No matter. The food was good, and the service was warm and bossy in a familial way. The maitre d’ Dad explained every item on the menu to us, though in sections; he wouldn’t let us order our secondi until we had finished our antipasti and primi piatti. As is often the case, the starters were the best part. I could have made a meal of the tiny veal meatballs, and I loved the cod crudo with shaved onions. The pastas were good, especially the spaghetti with tapenade. For dessert we had a rich chocolate cake, but the standout in my mind was honey-sweetened ricotta served in a lace cookie cup.

It was a 3 hour meal.
We drank plenty of wine. I had a glass of Friulian white to start and ordered a Barbera for the table. For our second bottle we put ourselves in Francesco’s hands and he chose, naturally, a delicious Sicilian red. At dessert he overheard my friend Jen say that she had never had grappa, and then next thing we knew the table was filled with glasses.

Maybe, on his 17th trip to New York, Francesco will look us up.

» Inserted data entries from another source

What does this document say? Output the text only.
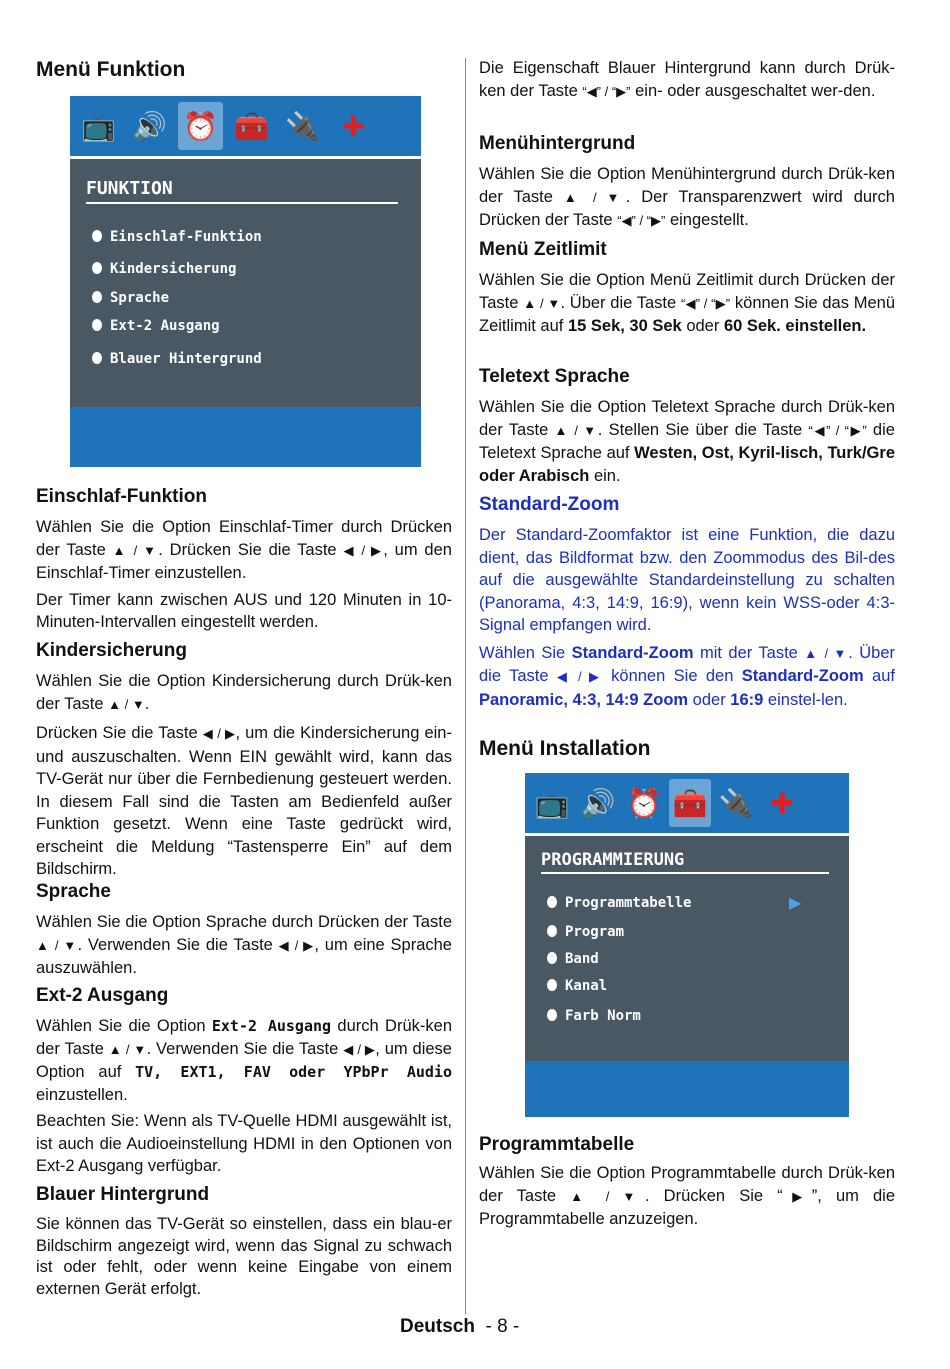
Menü Funktion
📺 🔊 ⏰ 🧰 🔌 ✚
FUNKTION
Einschlaf-Funktion
Kindersicherung
Sprache
Ext-2 Ausgang
Blauer Hintergrund
Einschlaf-Funktion

Wählen Sie die Option Einschlaf-Timer durch Drücken der Taste ▲ / ▼. Drücken Sie die Taste ◀ / ▶, um den Einschlaf-Timer einzustellen.

Der Timer kann zwischen AUS und 120 Minuten in 10-Minuten-Intervallen eingestellt werden.

Kindersicherung

Wählen Sie die Option Kindersicherung durch Drük-ken der Taste ▲ / ▼.

Drücken Sie die Taste ◀ / ▶, um die Kindersicherung ein- und auszuschalten. Wenn EIN gewählt wird, kann das TV-Gerät nur über die Fernbedienung gesteuert werden. In diesem Fall sind die Tasten am Bedienfeld außer Funktion gesetzt. Wenn eine Taste gedrückt wird, erscheint die Meldung “Tastensperre Ein” auf dem Bildschirm.

Sprache

Wählen Sie die Option Sprache durch Drücken der Taste ▲ / ▼. Verwenden Sie die Taste ◀ / ▶, um eine Sprache auszuwählen.

Ext-2 Ausgang

Wählen Sie die Option Ext-2 Ausgang durch Drük-ken der Taste ▲ / ▼. Verwenden Sie die Taste ◀ / ▶, um diese Option auf TV, EXT1, FAV oder YPbPr Audio einzustellen.

Beachten Sie: Wenn als TV-Quelle HDMI ausgewählt ist, ist auch die Audioeinstellung HDMI in den Optionen von Ext-2 Ausgang verfügbar.

Blauer Hintergrund

Sie können das TV-Gerät so einstellen, dass ein blau-er Bildschirm angezeigt wird, wenn das Signal zu schwach ist oder fehlt, oder wenn keine Eingabe von einem externen Gerät erfolgt.

Die Eigenschaft Blauer Hintergrund kann durch Drük-ken der Taste “◀” / “▶” ein- oder ausgeschaltet wer-den.

Menühintergrund

Wählen Sie die Option Menühintergrund durch Drük-ken der Taste ▲ / ▼. Der Transparenzwert wird durch Drücken der Taste “◀” / “▶” eingestellt.

Menü Zeitlimit

Wählen Sie die Option Menü Zeitlimit durch Drücken der Taste ▲ / ▼. Über die Taste “◀” / “▶” können Sie das Menü Zeitlimit auf 15 Sek, 30 Sek oder 60 Sek. einstellen.

Teletext Sprache

Wählen Sie die Option Teletext Sprache durch Drük-ken der Taste ▲ / ▼. Stellen Sie über die Taste “◀” / “▶” die Teletext Sprache auf Westen, Ost, Kyril-lisch, Turk/Gre oder Arabisch ein.

Standard-Zoom

Der Standard-Zoomfaktor ist eine Funktion, die dazu dient, das Bildformat bzw. den Zoommodus des Bil-des auf die ausgewählte Standardeinstellung zu schalten (Panorama, 4:3, 14:9, 16:9), wenn kein WSS-oder 4:3-Signal empfangen wird.

Wählen Sie Standard-Zoom mit der Taste ▲ / ▼. Über die Taste ◀ / ▶ können Sie den Standard-Zoom auf Panoramic, 4:3, 14:9 Zoom oder 16:9 einstel-len.

Menü Installation
📺 🔊 ⏰ 🧰 🔌 ✚
PROGRAMMIERUNG
Programmtabelle	▶
Program
Band
Kanal
Farb Norm
Programmtabelle

Wählen Sie die Option Programmtabelle durch Drük-ken der Taste ▲ / ▼. Drücken Sie “▶”, um die Programmtabelle anzuzeigen.

Deutsch - 8 -
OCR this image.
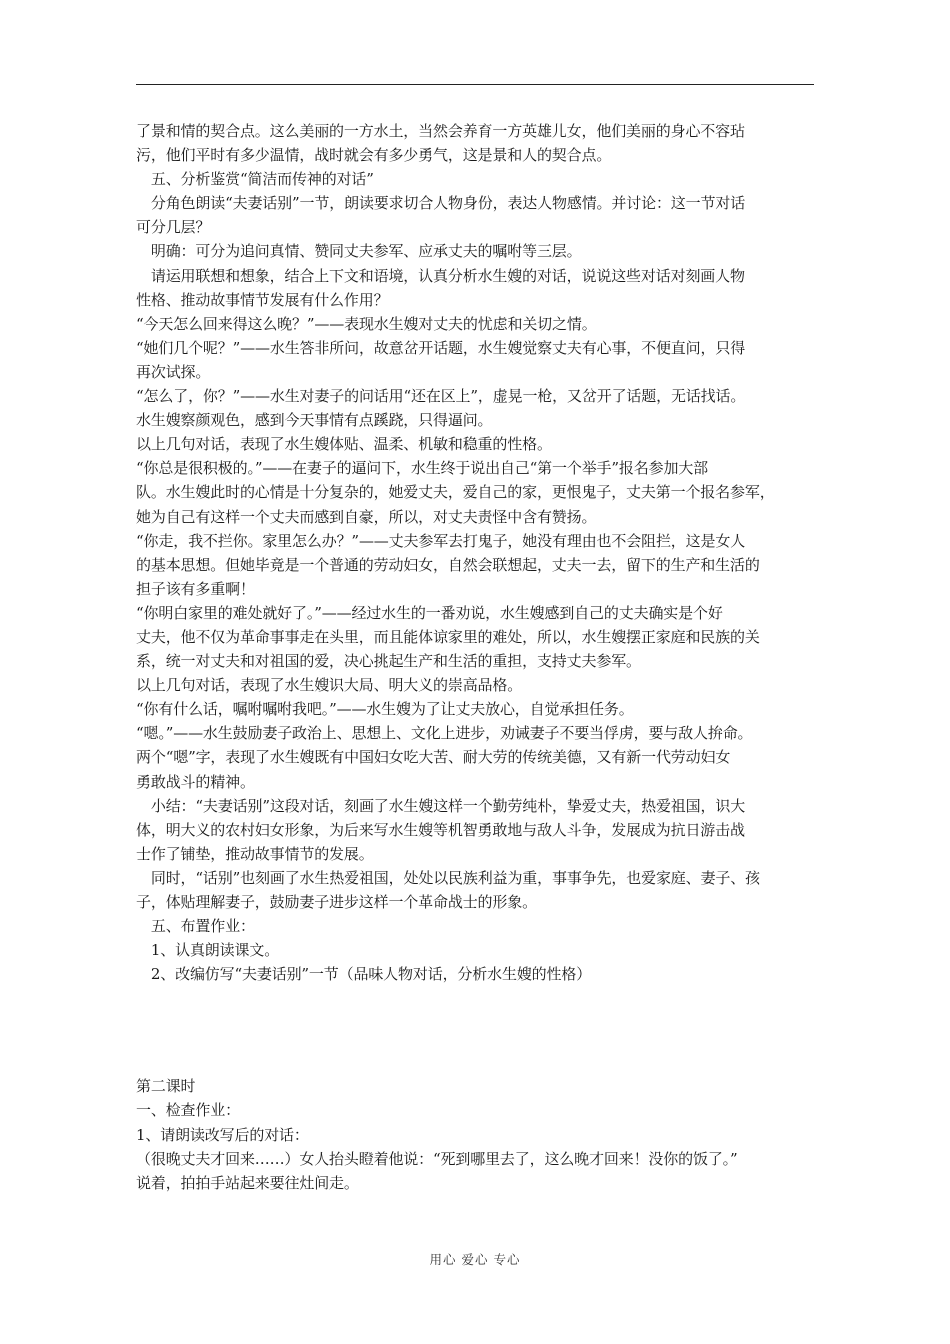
了景和情的契合点。这么美丽的一方水土，当然会养育一方英雄儿女，他们美丽的身心不容玷

污，他们平时有多少温情，战时就会有多少勇气，这是景和人的契合点。

　五、分析鉴赏“简洁而传神的对话”

　分角色朗读“夫妻话别”一节，朗读要求切合人物身份，表达人物感情。并讨论：这一节对话

可分几层？

　明确：可分为追问真情、赞同丈夫参军、应承丈夫的嘱咐等三层。

　请运用联想和想象，结合上下文和语境，认真分析水生嫂的对话，说说这些对话对刻画人物

性格、推动故事情节发展有什么作用？

“今天怎么回来得这么晚？”——表现水生嫂对丈夫的忧虑和关切之情。

“她们几个呢？”——水生答非所问，故意岔开话题，水生嫂觉察丈夫有心事，不便直问，只得

再次试探。

“怎么了，你？”——水生对妻子的问话用“还在区上”，虚晃一枪，又岔开了话题，无话找话。

水生嫂察颜观色，感到今天事情有点蹊跷，只得逼问。

以上几句对话，表现了水生嫂体贴、温柔、机敏和稳重的性格。

“你总是很积极的。”——在妻子的逼问下，水生终于说出自己“第一个举手”报名参加大部

队。水生嫂此时的心情是十分复杂的，她爱丈夫，爱自己的家，更恨鬼子，丈夫第一个报名参军，

她为自己有这样一个丈夫而感到自豪，所以，对丈夫责怪中含有赞扬。

“你走，我不拦你。家里怎么办？”——丈夫参军去打鬼子，她没有理由也不会阻拦，这是女人

的基本思想。但她毕竟是一个普通的劳动妇女，自然会联想起，丈夫一去，留下的生产和生活的

担子该有多重啊！

“你明白家里的难处就好了。”——经过水生的一番劝说，水生嫂感到自己的丈夫确实是个好

丈夫，他不仅为革命事事走在头里，而且能体谅家里的难处，所以，水生嫂摆正家庭和民族的关

系，统一对丈夫和对祖国的爱，决心挑起生产和生活的重担，支持丈夫参军。

以上几句对话，表现了水生嫂识大局、明大义的崇高品格。

“你有什么话，嘱咐嘱咐我吧。”——水生嫂为了让丈夫放心，自觉承担任务。

“嗯。”——水生鼓励妻子政治上、思想上、文化上进步，劝诫妻子不要当俘虏，要与敌人拚命。

两个“嗯”字，表现了水生嫂既有中国妇女吃大苦、耐大劳的传统美德，又有新一代劳动妇女

勇敢战斗的精神。

　小结：“夫妻话别”这段对话，刻画了水生嫂这样一个勤劳纯朴，挚爱丈夫，热爱祖国，识大

体，明大义的农村妇女形象，为后来写水生嫂等机智勇敢地与敌人斗争，发展成为抗日游击战

士作了铺垫，推动故事情节的发展。

　同时，“话别”也刻画了水生热爱祖国，处处以民族利益为重，事事争先，也爱家庭、妻子、孩

子，体贴理解妻子，鼓励妻子进步这样一个革命战士的形象。

　五、布置作业：

　1、认真朗读课文。

　2、改编仿写“夫妻话别”一节（品味人物对话，分析水生嫂的性格）

第二课时

一、检查作业：

1、请朗读改写后的对话：

（很晚丈夫才回来……）女人抬头瞪着他说：“死到哪里去了，这么晚才回来！没你的饭了。”

说着，拍拍手站起来要往灶间走。

用心 爱心 专心
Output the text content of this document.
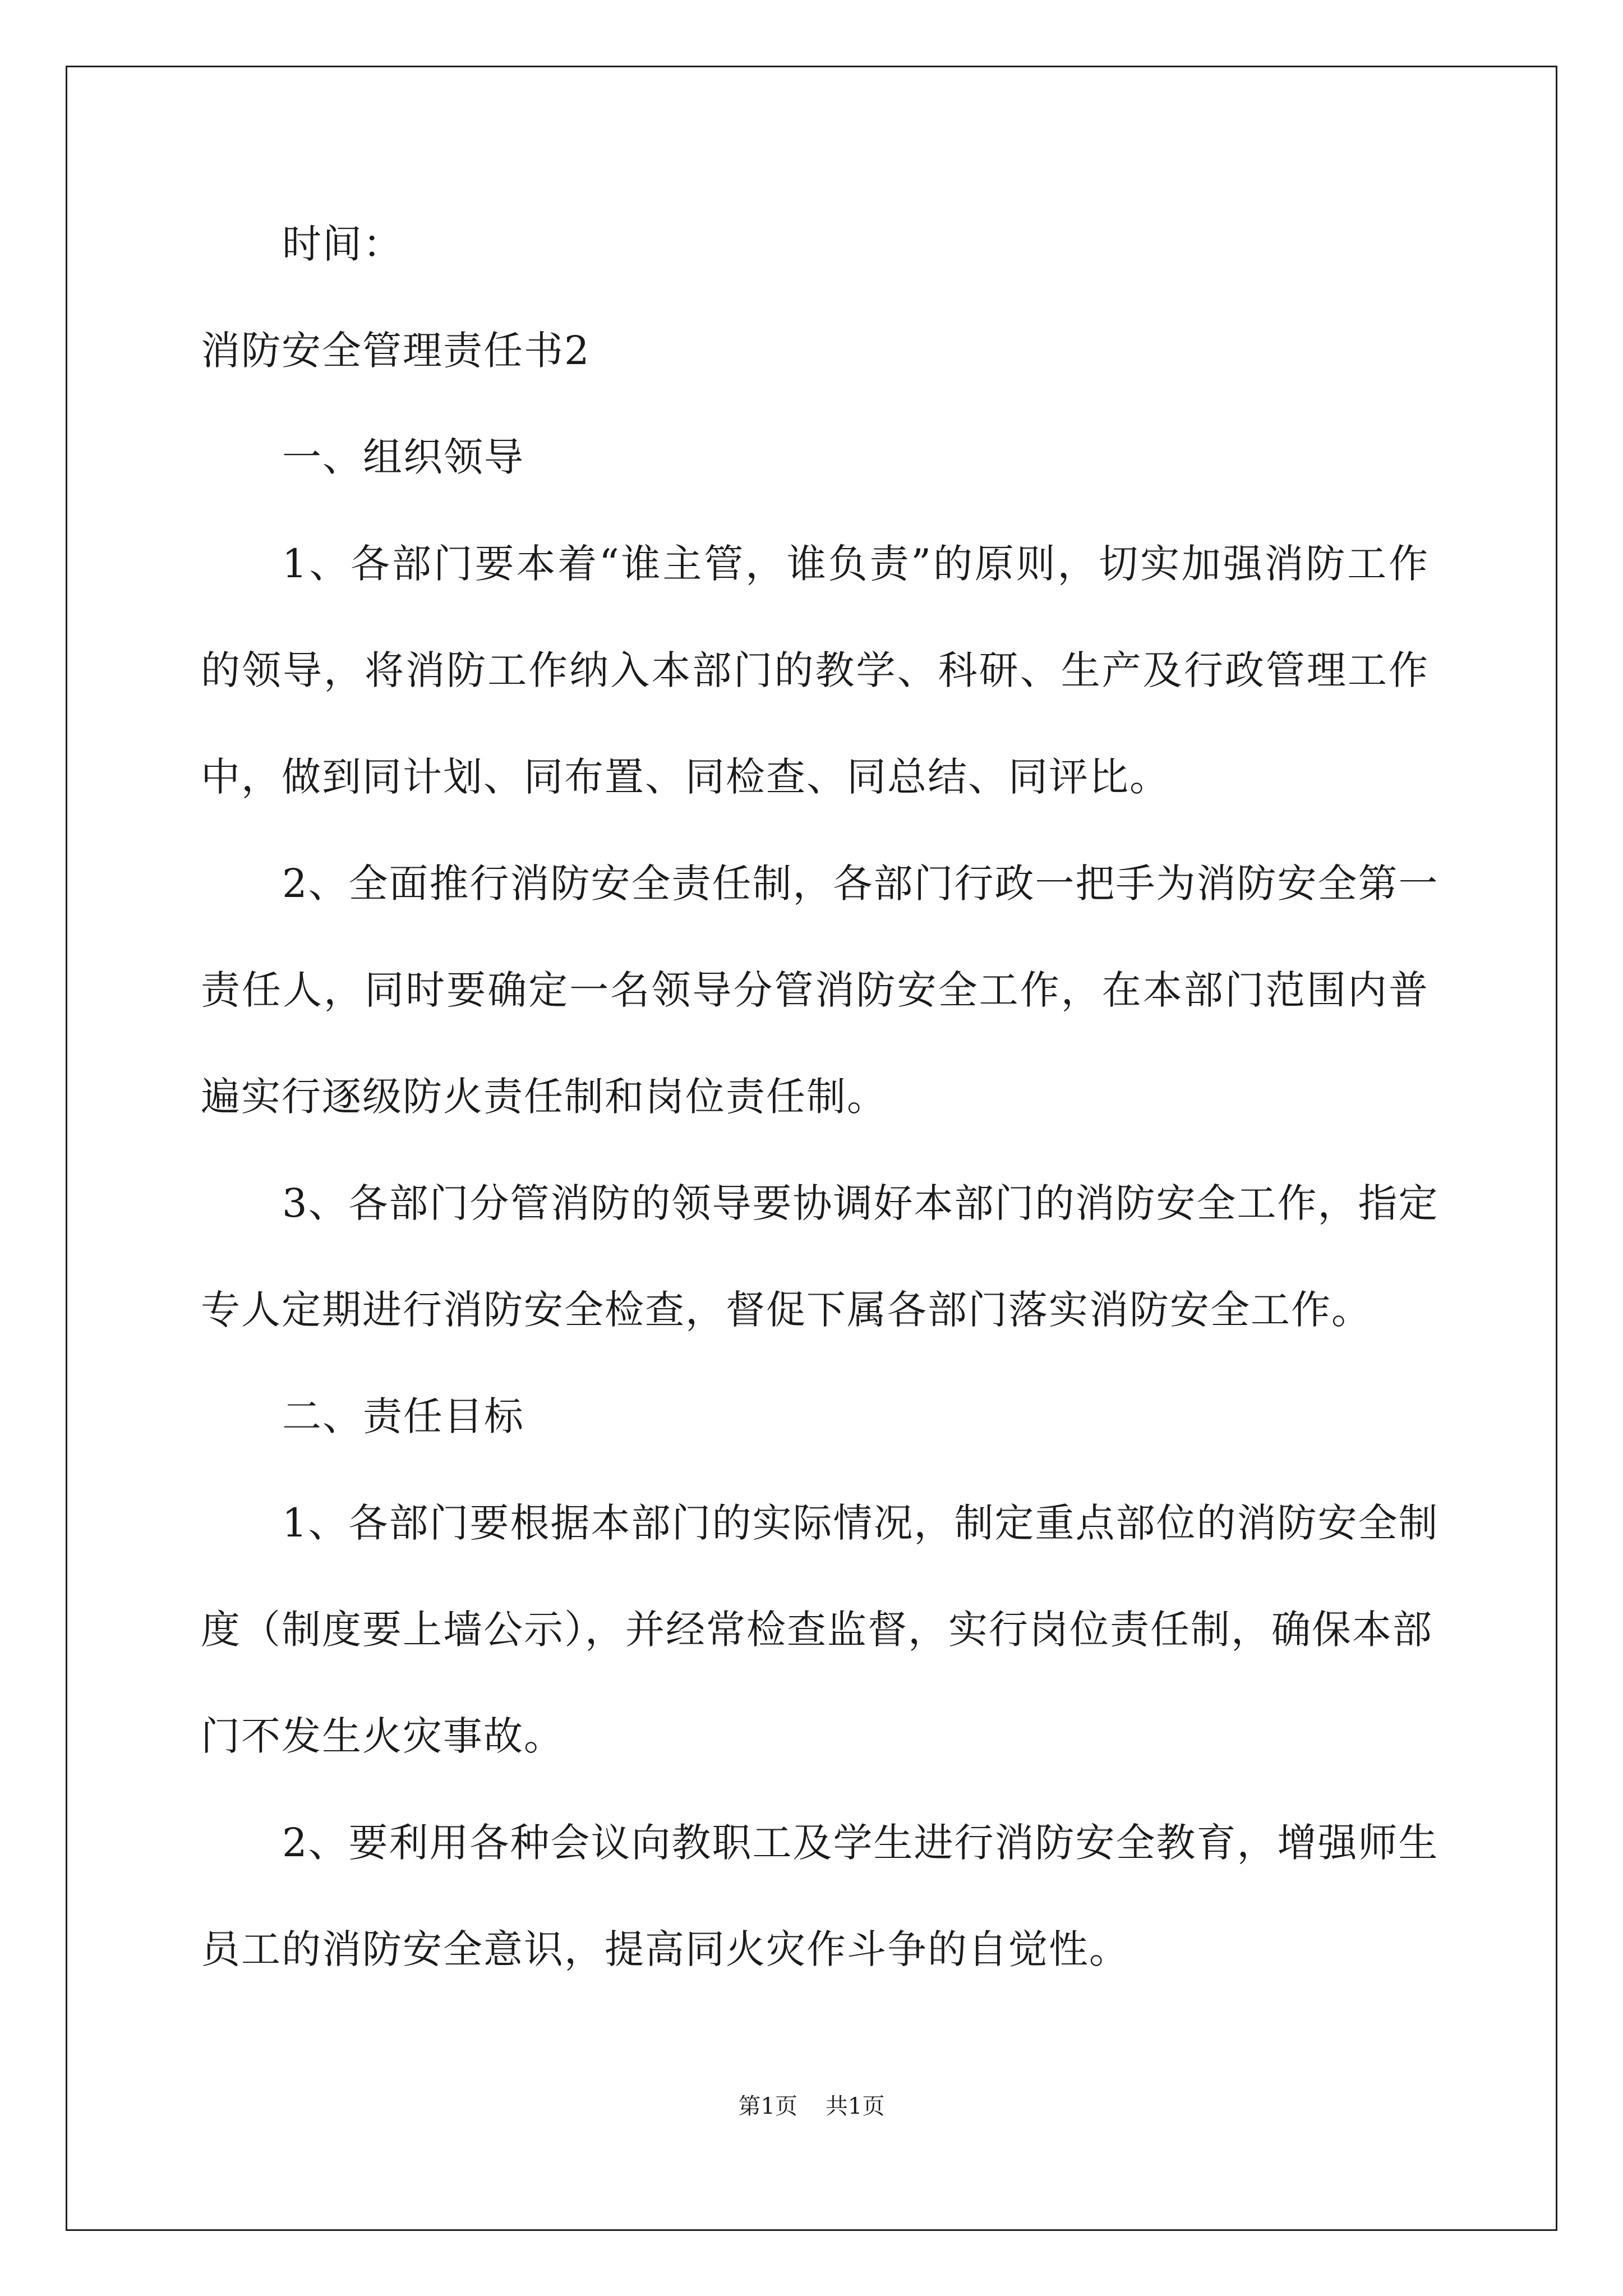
时间：
消防安全管理责任书2
一、组织领导
1、各部门要本着“谁主管，谁负责”的原则，切实加强消防工作
的领导，将消防工作纳入本部门的教学、科研、生产及行政管理工作
中，做到同计划、同布置、同检查、同总结、同评比。
2、全面推行消防安全责任制，各部门行政一把手为消防安全第一
责任人，同时要确定一名领导分管消防安全工作，在本部门范围内普
遍实行逐级防火责任制和岗位责任制。
3、各部门分管消防的领导要协调好本部门的消防安全工作，指定
专人定期进行消防安全检查，督促下属各部门落实消防安全工作。
二、责任目标
1、各部门要根据本部门的实际情况，制定重点部位的消防安全制
度（制度要上墙公示），并经常检查监督，实行岗位责任制，确保本部
门不发生火灾事故。
2、要利用各种会议向教职工及学生进行消防安全教育，增强师生
员工的消防安全意识，提高同火灾作斗争的自觉性。
第1页 共1页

Spirito di Vino VIA Dei Genovesi 31 A/B , Rome, (+39) 06 5896689, Reservations recommended. website
* Apparently a famous television cook, famous for preparing meals in a hurry, visited Spirito di Vino a few years ago as part of a program about traveling and eating well on a (very tight) budget. I’m sure the show brought business to the restaurant, and that is a good thing. But although 55 euros a head is not outrageously expensive, particularly considering the quantity of wine we consumed, it is not a budget option by any stretch of the imagination. And to see this person’s cookbook on display at the restaurant next to a pile of pamphlets from SlowFood seemed… well…. it just seemed wrong somehow.